PREPARATION & ADMINISTRATION
Pagoda tree supplements utilize the fruit, flowers, and flower buds of the pagoda tree. These parts are typically dried and crushed, though there are special preparations required for certain treatments. To stop bleeding, the parts should be charred. On the other hand, general stomach protection is best from dry fried Pagoda tree parts. They are extracted or decocted, then taken orally. Both fruit and flower supplements are available in powdered and pill forms.
Pagoda tree seeds are toxic, with many people reporting allergic reactions, facial swelling, and symptoms of poisoning after ingesting the seeds. Given that some pagoda tree derivatives demonstrate estrogenic effects, oral pagoda tree supplements may cause common estrogenic side-effects like light vaginal bleeding, breast tissue tenderness, mood changes and changes in sex drive, nausea and dizziness, and changes in hair growth and thickness.

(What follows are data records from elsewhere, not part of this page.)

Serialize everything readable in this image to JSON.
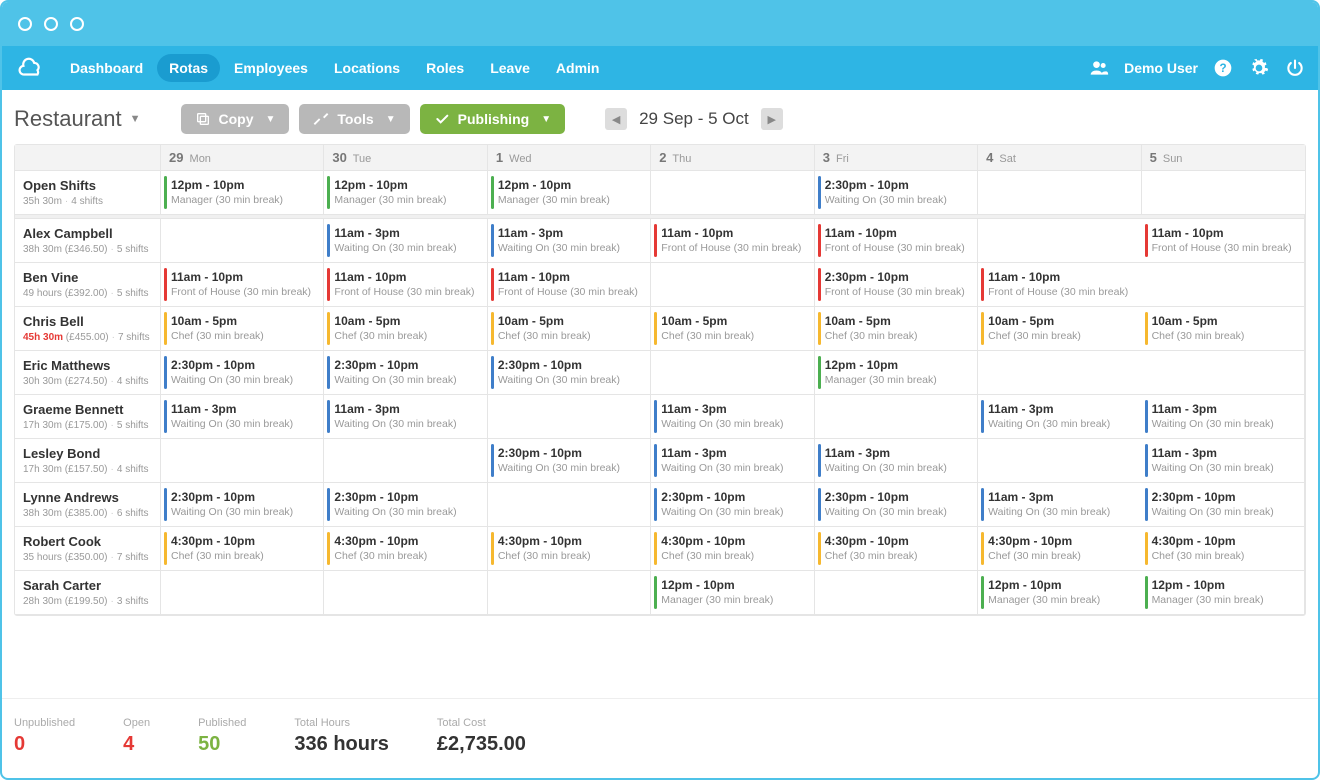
{
  "nav": {
    "items": [
      "Dashboard",
      "Rotas",
      "Employees",
      "Locations",
      "Roles",
      "Leave",
      "Admin"
    ],
    "active": 1,
    "user": "Demo User"
  },
  "page": {
    "title": "Restaurant"
  },
  "buttons": {
    "copy": "Copy",
    "tools": "Tools",
    "publishing": "Publishing"
  },
  "dateRange": "29 Sep - 5 Oct",
  "days": [
    {
      "num": "29",
      "name": "Mon"
    },
    {
      "num": "30",
      "name": "Tue"
    },
    {
      "num": "1",
      "name": "Wed"
    },
    {
      "num": "2",
      "name": "Thu"
    },
    {
      "num": "3",
      "name": "Fri"
    },
    {
      "num": "4",
      "name": "Sat"
    },
    {
      "num": "5",
      "name": "Sun"
    }
  ],
  "roleColors": {
    "Manager": "green",
    "Waiting On": "blue",
    "Front of House": "red",
    "Chef": "yellow"
  },
  "rows": [
    {
      "name": "Open Shifts",
      "meta": "35h 30m",
      "shifts_label": "4 shifts",
      "cells": [
        {
          "time": "12pm - 10pm",
          "role": "Manager (30 min break)"
        },
        {
          "time": "12pm - 10pm",
          "role": "Manager (30 min break)"
        },
        {
          "time": "12pm - 10pm",
          "role": "Manager (30 min break)"
        },
        null,
        {
          "time": "2:30pm - 10pm",
          "role": "Waiting On (30 min break)"
        },
        null,
        null
      ]
    },
    {
      "name": "Alex Campbell",
      "meta": "38h 30m (£346.50)",
      "shifts_label": "5 shifts",
      "cells": [
        null,
        {
          "time": "11am - 3pm",
          "role": "Waiting On (30 min break)"
        },
        {
          "time": "11am - 3pm",
          "role": "Waiting On (30 min break)"
        },
        {
          "time": "11am - 10pm",
          "role": "Front of House (30 min break)"
        },
        {
          "time": "11am - 10pm",
          "role": "Front of House (30 min break)"
        },
        null,
        {
          "time": "11am - 10pm",
          "role": "Front of House (30 min break)"
        }
      ]
    },
    {
      "name": "Ben Vine",
      "meta": "49 hours (£392.00)",
      "shifts_label": "5 shifts",
      "cells": [
        {
          "time": "11am - 10pm",
          "role": "Front of House (30 min break)"
        },
        {
          "time": "11am - 10pm",
          "role": "Front of House (30 min break)"
        },
        {
          "time": "11am - 10pm",
          "role": "Front of House (30 min break)"
        },
        null,
        {
          "time": "2:30pm - 10pm",
          "role": "Front of House (30 min break)"
        },
        {
          "time": "11am - 10pm",
          "role": "Front of House (30 min break)"
        },
        null
      ]
    },
    {
      "name": "Chris Bell",
      "meta": "(£455.00)",
      "hours": "45h 30m",
      "over": true,
      "shifts_label": "7 shifts",
      "cells": [
        {
          "time": "10am - 5pm",
          "role": "Chef (30 min break)"
        },
        {
          "time": "10am - 5pm",
          "role": "Chef (30 min break)"
        },
        {
          "time": "10am - 5pm",
          "role": "Chef (30 min break)"
        },
        {
          "time": "10am - 5pm",
          "role": "Chef (30 min break)"
        },
        {
          "time": "10am - 5pm",
          "role": "Chef (30 min break)"
        },
        {
          "time": "10am - 5pm",
          "role": "Chef (30 min break)"
        },
        {
          "time": "10am - 5pm",
          "role": "Chef (30 min break)"
        }
      ]
    },
    {
      "name": "Eric Matthews",
      "meta": "30h 30m (£274.50)",
      "shifts_label": "4 shifts",
      "cells": [
        {
          "time": "2:30pm - 10pm",
          "role": "Waiting On (30 min break)"
        },
        {
          "time": "2:30pm - 10pm",
          "role": "Waiting On (30 min break)"
        },
        {
          "time": "2:30pm - 10pm",
          "role": "Waiting On (30 min break)"
        },
        null,
        {
          "time": "12pm - 10pm",
          "role": "Manager (30 min break)"
        },
        null,
        null
      ]
    },
    {
      "name": "Graeme Bennett",
      "meta": "17h 30m (£175.00)",
      "shifts_label": "5 shifts",
      "cells": [
        {
          "time": "11am - 3pm",
          "role": "Waiting On (30 min break)"
        },
        {
          "time": "11am - 3pm",
          "role": "Waiting On (30 min break)"
        },
        null,
        {
          "time": "11am - 3pm",
          "role": "Waiting On (30 min break)"
        },
        null,
        {
          "time": "11am - 3pm",
          "role": "Waiting On (30 min break)"
        },
        {
          "time": "11am - 3pm",
          "role": "Waiting On (30 min break)"
        }
      ]
    },
    {
      "name": "Lesley Bond",
      "meta": "17h 30m (£157.50)",
      "shifts_label": "4 shifts",
      "cells": [
        null,
        null,
        {
          "time": "2:30pm - 10pm",
          "role": "Waiting On (30 min break)"
        },
        {
          "time": "11am - 3pm",
          "role": "Waiting On (30 min break)"
        },
        {
          "time": "11am - 3pm",
          "role": "Waiting On (30 min break)"
        },
        null,
        {
          "time": "11am - 3pm",
          "role": "Waiting On (30 min break)"
        }
      ]
    },
    {
      "name": "Lynne Andrews",
      "meta": "38h 30m (£385.00)",
      "shifts_label": "6 shifts",
      "cells": [
        {
          "time": "2:30pm - 10pm",
          "role": "Waiting On (30 min break)"
        },
        {
          "time": "2:30pm - 10pm",
          "role": "Waiting On (30 min break)"
        },
        null,
        {
          "time": "2:30pm - 10pm",
          "role": "Waiting On (30 min break)"
        },
        {
          "time": "2:30pm - 10pm",
          "role": "Waiting On (30 min break)"
        },
        {
          "time": "11am - 3pm",
          "role": "Waiting On (30 min break)"
        },
        {
          "time": "2:30pm - 10pm",
          "role": "Waiting On (30 min break)"
        }
      ]
    },
    {
      "name": "Robert Cook",
      "meta": "35 hours (£350.00)",
      "shifts_label": "7 shifts",
      "cells": [
        {
          "time": "4:30pm - 10pm",
          "role": "Chef (30 min break)"
        },
        {
          "time": "4:30pm - 10pm",
          "role": "Chef (30 min break)"
        },
        {
          "time": "4:30pm - 10pm",
          "role": "Chef (30 min break)"
        },
        {
          "time": "4:30pm - 10pm",
          "role": "Chef (30 min break)"
        },
        {
          "time": "4:30pm - 10pm",
          "role": "Chef (30 min break)"
        },
        {
          "time": "4:30pm - 10pm",
          "role": "Chef (30 min break)"
        },
        {
          "time": "4:30pm - 10pm",
          "role": "Chef (30 min break)"
        }
      ]
    },
    {
      "name": "Sarah Carter",
      "meta": "28h 30m (£199.50)",
      "shifts_label": "3 shifts",
      "cells": [
        null,
        null,
        null,
        {
          "time": "12pm - 10pm",
          "role": "Manager (30 min break)"
        },
        null,
        {
          "time": "12pm - 10pm",
          "role": "Manager (30 min break)"
        },
        {
          "time": "12pm - 10pm",
          "role": "Manager (30 min break)"
        }
      ]
    }
  ],
  "footer": {
    "unpublished": {
      "label": "Unpublished",
      "value": "0"
    },
    "open": {
      "label": "Open",
      "value": "4"
    },
    "published": {
      "label": "Published",
      "value": "50"
    },
    "hours": {
      "label": "Total Hours",
      "value": "336 hours"
    },
    "cost": {
      "label": "Total Cost",
      "value": "£2,735.00"
    }
  }
}
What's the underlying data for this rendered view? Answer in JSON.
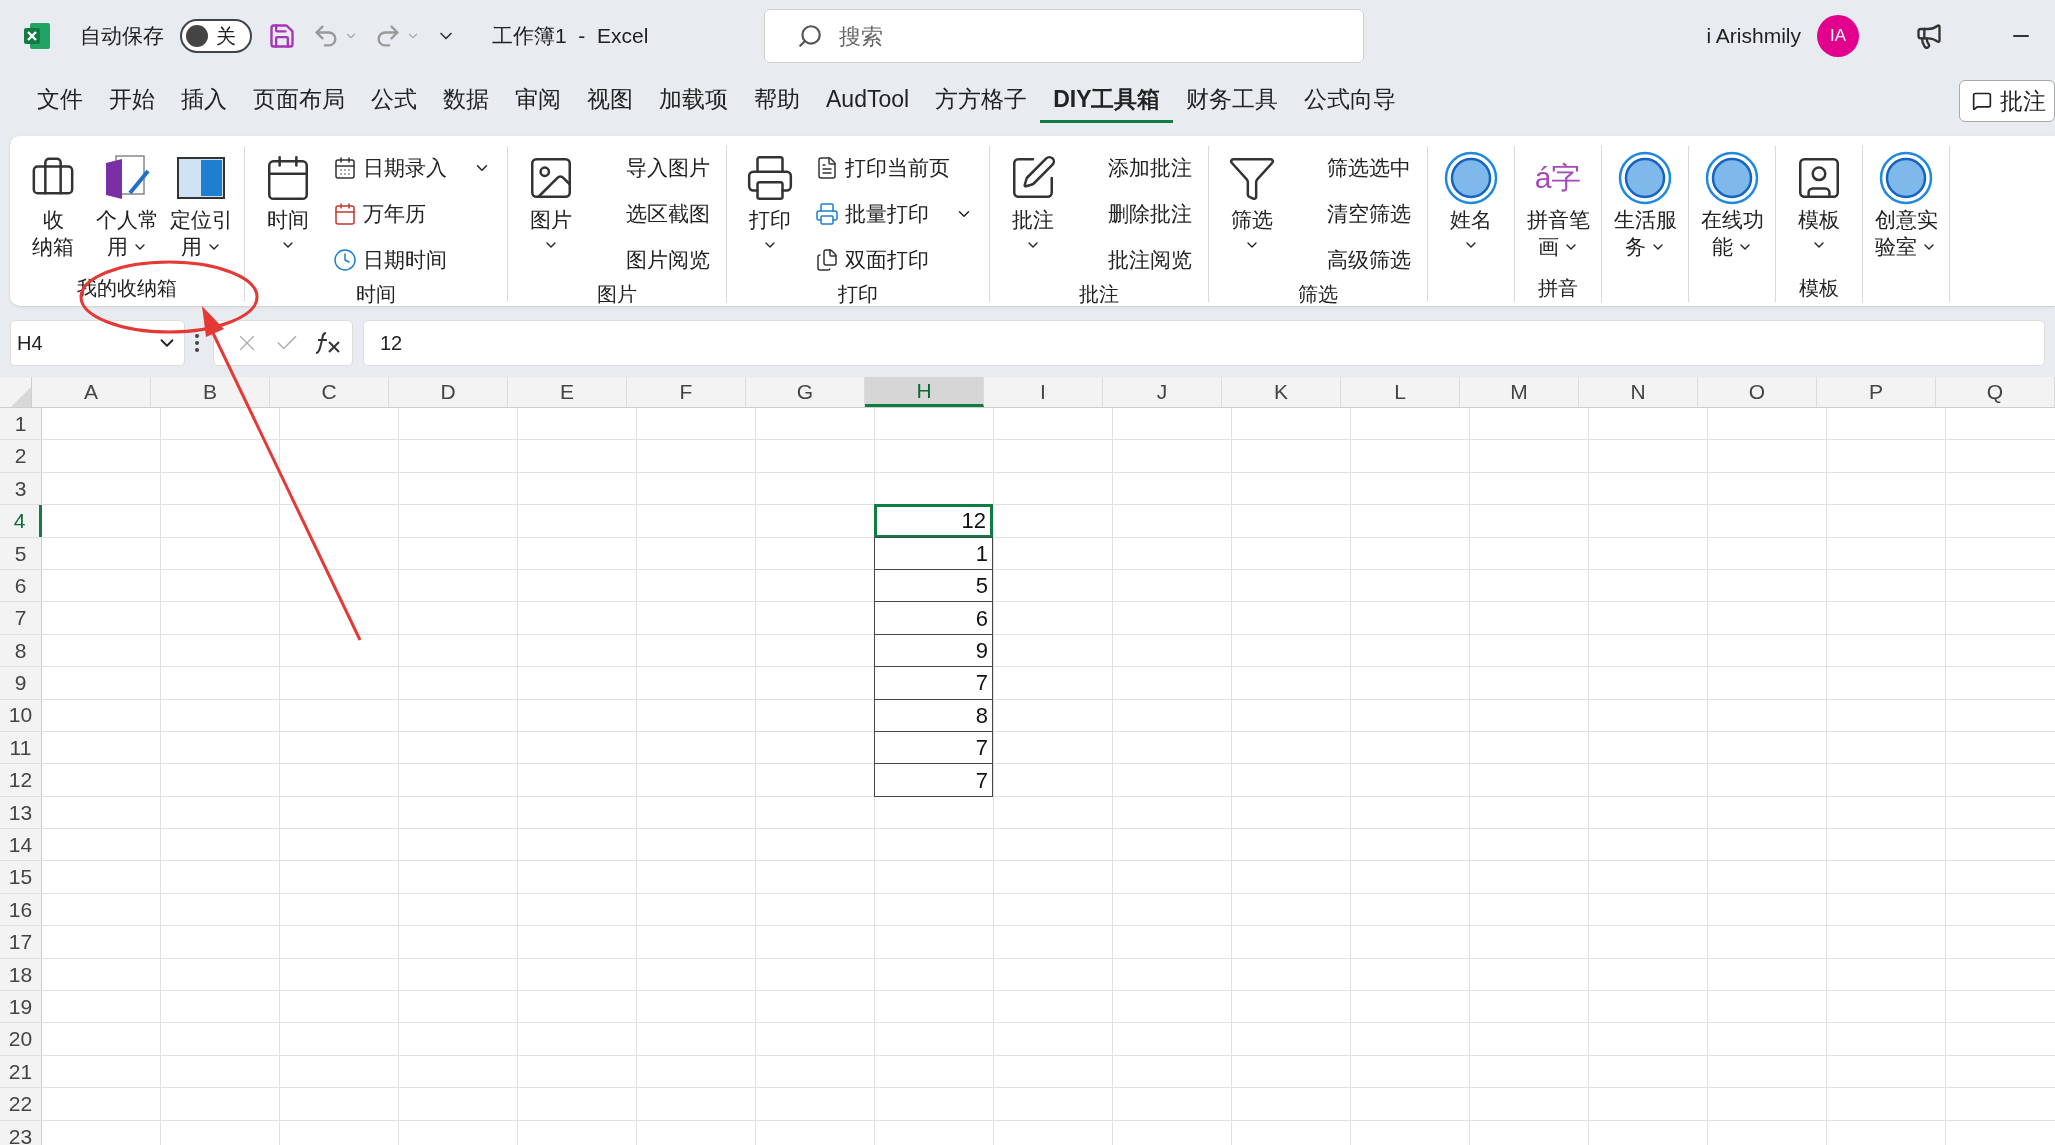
{
  "title_bar": {
    "autosave_label": "自动保存",
    "autosave_toggle": {
      "label": "关",
      "on": false
    },
    "title": "工作簿1  -  Excel",
    "search": {
      "placeholder": "搜索"
    },
    "user_name": "i Arishmily",
    "avatar": "IA"
  },
  "menu_tabs": [
    {
      "label": "文件",
      "selected": false
    },
    {
      "label": "开始",
      "selected": false
    },
    {
      "label": "插入",
      "selected": false
    },
    {
      "label": "页面布局",
      "selected": false
    },
    {
      "label": "公式",
      "selected": false
    },
    {
      "label": "数据",
      "selected": false
    },
    {
      "label": "审阅",
      "selected": false
    },
    {
      "label": "视图",
      "selected": false
    },
    {
      "label": "加载项",
      "selected": false
    },
    {
      "label": "帮助",
      "selected": false
    },
    {
      "label": "AudTool",
      "selected": false
    },
    {
      "label": "方方格子",
      "selected": false
    },
    {
      "label": "DIY工具箱",
      "selected": true
    },
    {
      "label": "财务工具",
      "selected": false
    },
    {
      "label": "公式向导",
      "selected": false
    }
  ],
  "comment_button": "批注",
  "ribbon_groups": [
    {
      "label": "我的收纳箱",
      "large": [
        {
          "lines": [
            "收",
            "纳箱"
          ],
          "dropdown": false
        },
        {
          "lines": [
            "个人常",
            "用"
          ],
          "dropdown": true
        },
        {
          "lines": [
            "定位引",
            "用"
          ],
          "dropdown": true
        }
      ]
    },
    {
      "label": "时间",
      "large": [
        {
          "lines": [
            "时间"
          ],
          "dropdown": true
        }
      ],
      "small": [
        {
          "label": "日期录入",
          "dropdown": true
        },
        {
          "label": "万年历",
          "dropdown": false
        },
        {
          "label": "日期时间",
          "dropdown": false
        }
      ]
    },
    {
      "label": "图片",
      "large": [
        {
          "lines": [
            "图片"
          ],
          "dropdown": true
        }
      ],
      "small": [
        {
          "label": "导入图片",
          "dropdown": false
        },
        {
          "label": "选区截图",
          "dropdown": false
        },
        {
          "label": "图片阅览",
          "dropdown": false
        }
      ]
    },
    {
      "label": "打印",
      "large": [
        {
          "lines": [
            "打印"
          ],
          "dropdown": true
        }
      ],
      "small": [
        {
          "label": "打印当前页",
          "dropdown": false
        },
        {
          "label": "批量打印",
          "dropdown": true
        },
        {
          "label": "双面打印",
          "dropdown": false
        }
      ]
    },
    {
      "label": "批注",
      "large": [
        {
          "lines": [
            "批注"
          ],
          "dropdown": true
        }
      ],
      "small": [
        {
          "label": "添加批注",
          "dropdown": false
        },
        {
          "label": "删除批注",
          "dropdown": false
        },
        {
          "label": "批注阅览",
          "dropdown": false
        }
      ]
    },
    {
      "label": "筛选",
      "large": [
        {
          "lines": [
            "筛选"
          ],
          "dropdown": true
        }
      ],
      "small": [
        {
          "label": "筛选选中",
          "dropdown": false
        },
        {
          "label": "清空筛选",
          "dropdown": false
        },
        {
          "label": "高级筛选",
          "dropdown": false
        }
      ]
    },
    {
      "large": [
        {
          "lines": [
            "姓名"
          ],
          "dropdown": true
        }
      ]
    },
    {
      "label": "拼音",
      "large": [
        {
          "lines": [
            "拼音笔",
            "画"
          ],
          "dropdown": true,
          "icon_glyph": "á字"
        }
      ]
    },
    {
      "large": [
        {
          "lines": [
            "生活服",
            "务"
          ],
          "dropdown": true
        }
      ]
    },
    {
      "large": [
        {
          "lines": [
            "在线功",
            "能"
          ],
          "dropdown": true
        }
      ]
    },
    {
      "label": "模板",
      "large": [
        {
          "lines": [
            "模板"
          ],
          "dropdown": true
        }
      ]
    },
    {
      "large": [
        {
          "lines": [
            "创意实",
            "验室"
          ],
          "dropdown": true
        }
      ]
    }
  ],
  "formula_bar": {
    "name_box": "H4",
    "formula": "12"
  },
  "sheet": {
    "columns": [
      {
        "label": "A",
        "selected": false
      },
      {
        "label": "B",
        "selected": false
      },
      {
        "label": "C",
        "selected": false
      },
      {
        "label": "D",
        "selected": false
      },
      {
        "label": "E",
        "selected": false
      },
      {
        "label": "F",
        "selected": false
      },
      {
        "label": "G",
        "selected": false
      },
      {
        "label": "H",
        "selected": true
      },
      {
        "label": "I",
        "selected": false
      },
      {
        "label": "J",
        "selected": false
      },
      {
        "label": "K",
        "selected": false
      },
      {
        "label": "L",
        "selected": false
      },
      {
        "label": "M",
        "selected": false
      },
      {
        "label": "N",
        "selected": false
      },
      {
        "label": "O",
        "selected": false
      },
      {
        "label": "P",
        "selected": false
      },
      {
        "label": "Q",
        "selected": false
      }
    ],
    "rows": [
      {
        "header": "1",
        "selected": false
      },
      {
        "header": "2",
        "selected": false
      },
      {
        "header": "3",
        "selected": false
      },
      {
        "header": "4",
        "selected": true,
        "cells": [
          null,
          null,
          null,
          null,
          null,
          null,
          null,
          "12"
        ]
      },
      {
        "header": "5",
        "selected": false,
        "cells": [
          null,
          null,
          null,
          null,
          null,
          null,
          null,
          "1"
        ]
      },
      {
        "header": "6",
        "selected": false,
        "cells": [
          null,
          null,
          null,
          null,
          null,
          null,
          null,
          "5"
        ]
      },
      {
        "header": "7",
        "selected": false,
        "cells": [
          null,
          null,
          null,
          null,
          null,
          null,
          null,
          "6"
        ]
      },
      {
        "header": "8",
        "selected": false,
        "cells": [
          null,
          null,
          null,
          null,
          null,
          null,
          null,
          "9"
        ]
      },
      {
        "header": "9",
        "selected": false,
        "cells": [
          null,
          null,
          null,
          null,
          null,
          null,
          null,
          "7"
        ]
      },
      {
        "header": "10",
        "selected": false,
        "cells": [
          null,
          null,
          null,
          null,
          null,
          null,
          null,
          "8"
        ]
      },
      {
        "header": "11",
        "selected": false,
        "cells": [
          null,
          null,
          null,
          null,
          null,
          null,
          null,
          "7"
        ]
      },
      {
        "header": "12",
        "selected": false,
        "cells": [
          null,
          null,
          null,
          null,
          null,
          null,
          null,
          "7"
        ]
      },
      {
        "header": "13",
        "selected": false
      },
      {
        "header": "14",
        "selected": false
      },
      {
        "header": "15",
        "selected": false
      },
      {
        "header": "16",
        "selected": false
      },
      {
        "header": "17",
        "selected": false
      },
      {
        "header": "18",
        "selected": false
      },
      {
        "header": "19",
        "selected": false
      },
      {
        "header": "20",
        "selected": false
      },
      {
        "header": "21",
        "selected": false
      },
      {
        "header": "22",
        "selected": false
      },
      {
        "header": "23",
        "selected": false
      }
    ]
  }
}
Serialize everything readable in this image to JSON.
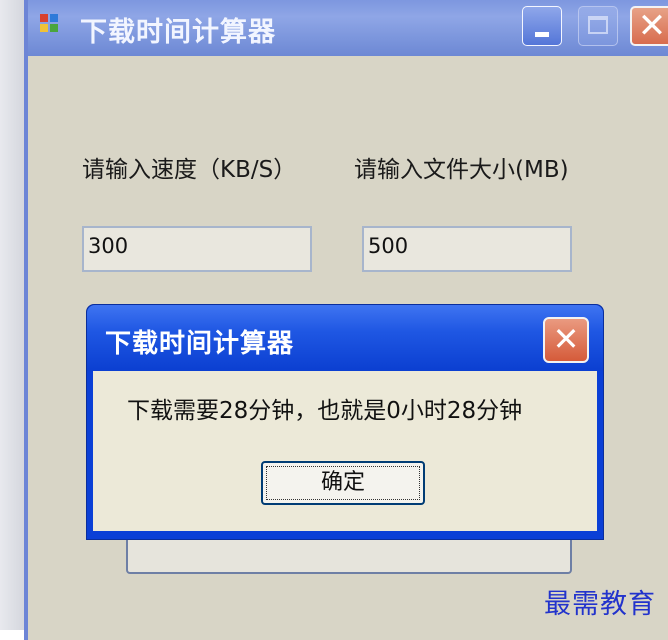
{
  "main_window": {
    "title": "下载时间计算器",
    "speed_label": "请输入速度（KB/S）",
    "size_label": "请输入文件大小(MB)",
    "speed_value": "300",
    "size_value": "500"
  },
  "dialog": {
    "title": "下载时间计算器",
    "message": "下载需要28分钟，也就是0小时28分钟",
    "ok_label": "确定"
  },
  "watermark": "最需教育",
  "icons": {
    "app": "app-icon",
    "minimize": "minimize-icon",
    "maximize": "maximize-icon",
    "close": "close-icon"
  },
  "colors": {
    "titlebar": "#7b95dc",
    "dialog_titlebar": "#1f57e3",
    "client_bg": "#d8d5c6",
    "close_button": "#d86c4e"
  }
}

What’s more, women who are pregnant should not take pagoda tree supplements, both because of these hormonal effects and the fact that plants in this family contain small amounts of nicotine.
Likewise, because some pagoda tree derivatives have demonstrable effects on cardiovascular function and blood pressure, some users are at elevated risk of complications. As a result, people with pre-existing cardiovascular conditions or who are already taking cardiovascular medications should not take pagoda tree supplements without first talking to their doctor.
You should consult with a certified herbalist, physician or other qualified healthcare professional before taking pagoda tree.